From: "Lis, Tomasz" <tomasz.lis@intel.com>
To: Matthew Brost <matthew.brost@intel.com>,
<intel-xe@lists.freedesktop.org>
Cc: <michal.wajdeczko@intel.com>
Subject: Re: [PATCH v2] drm/xe/vf: Start re-emission from first unsignaled job during VF migration
Date: Sat, 1 Nov 2025 02:33:07 +0100 [thread overview]
Message-ID: <9c179328-bc36-49c6-9147-869b9ce2f77b@intel.com> (raw)
In-Reply-To: <20251031201345.3015516-1-matthew.brost@intel.com>
[-- Attachment #1: Type: text/plain, Size: 4078 bytes --]
On 10/31/2025 9:13 PM, Matthew Brost wrote:
> The LRC software ring tail is reset to the first unsignaled pending
> job's head.
>
> Fix the re-emission logic to begin submitting from the first unsignaled
> job detected, rather than scanning all pending jobs, which can cause
> imbalance.
>
> v2:
> - Include missing local changes
>
> Fixes: c25c1010df88 ("drm/xe/vf: Replay GuC submission state on pause / unpause")
> Signed-off-by: Matthew Brost<matthew.brost@intel.com>
> ---
> drivers/gpu/drm/xe/xe_gpu_scheduler.h | 5 +++--
> drivers/gpu/drm/xe/xe_guc_submit.c | 19 +++++++++++--------
> 2 files changed, 14 insertions(+), 10 deletions(-)
>
> diff --git a/drivers/gpu/drm/xe/xe_gpu_scheduler.h b/drivers/gpu/drm/xe/xe_gpu_scheduler.h
> index 9955397aaaa9..357afaec68d7 100644
> --- a/drivers/gpu/drm/xe/xe_gpu_scheduler.h
> +++ b/drivers/gpu/drm/xe/xe_gpu_scheduler.h
> @@ -54,13 +54,14 @@ static inline void xe_sched_tdr_queue_imm(struct xe_gpu_scheduler *sched)

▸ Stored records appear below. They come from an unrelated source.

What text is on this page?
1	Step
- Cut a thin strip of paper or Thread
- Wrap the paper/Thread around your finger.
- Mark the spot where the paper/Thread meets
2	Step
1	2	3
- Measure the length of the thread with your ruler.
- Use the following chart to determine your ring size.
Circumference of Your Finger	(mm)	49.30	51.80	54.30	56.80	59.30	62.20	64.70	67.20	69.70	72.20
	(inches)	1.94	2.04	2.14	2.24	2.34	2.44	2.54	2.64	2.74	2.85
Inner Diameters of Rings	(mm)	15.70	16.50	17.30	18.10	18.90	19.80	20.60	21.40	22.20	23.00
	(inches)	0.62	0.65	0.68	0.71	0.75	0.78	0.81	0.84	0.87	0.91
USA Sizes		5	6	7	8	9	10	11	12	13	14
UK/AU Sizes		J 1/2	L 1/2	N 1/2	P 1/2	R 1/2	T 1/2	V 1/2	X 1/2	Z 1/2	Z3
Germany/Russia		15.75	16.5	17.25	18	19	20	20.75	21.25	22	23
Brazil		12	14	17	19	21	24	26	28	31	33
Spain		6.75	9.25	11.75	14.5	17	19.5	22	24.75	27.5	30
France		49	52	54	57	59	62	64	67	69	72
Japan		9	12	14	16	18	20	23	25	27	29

> static inline void xe_sched_resubmit_jobs(struct xe_gpu_scheduler *sched)
> {
> struct drm_sched_job *s_job;
> + bool skip_emit = false;
>
> list_for_each_entry(s_job, &sched->base.pending_list, list) {
> struct drm_sched_fence *s_fence = s_job->s_fence;
> struct dma_fence *hw_fence = s_fence->parent;
>
> - if (to_xe_sched_job(s_job)->skip_emit ||
> - (hw_fence && !dma_fence_is_signaled(hw_fence)))
> + skip_emit |= to_xe_sched_job(s_job)->skip_emit;
> + if (skip_emit || (hw_fence && !dma_fence_is_signaled(hw_fence)))
This looks ok, but what is the mechanism which could lead to a job after
the first `skip_emit=1` job to have the `skip_emit` flag lifted?
Wouldn't the only possibility be that jobs were executed out of order?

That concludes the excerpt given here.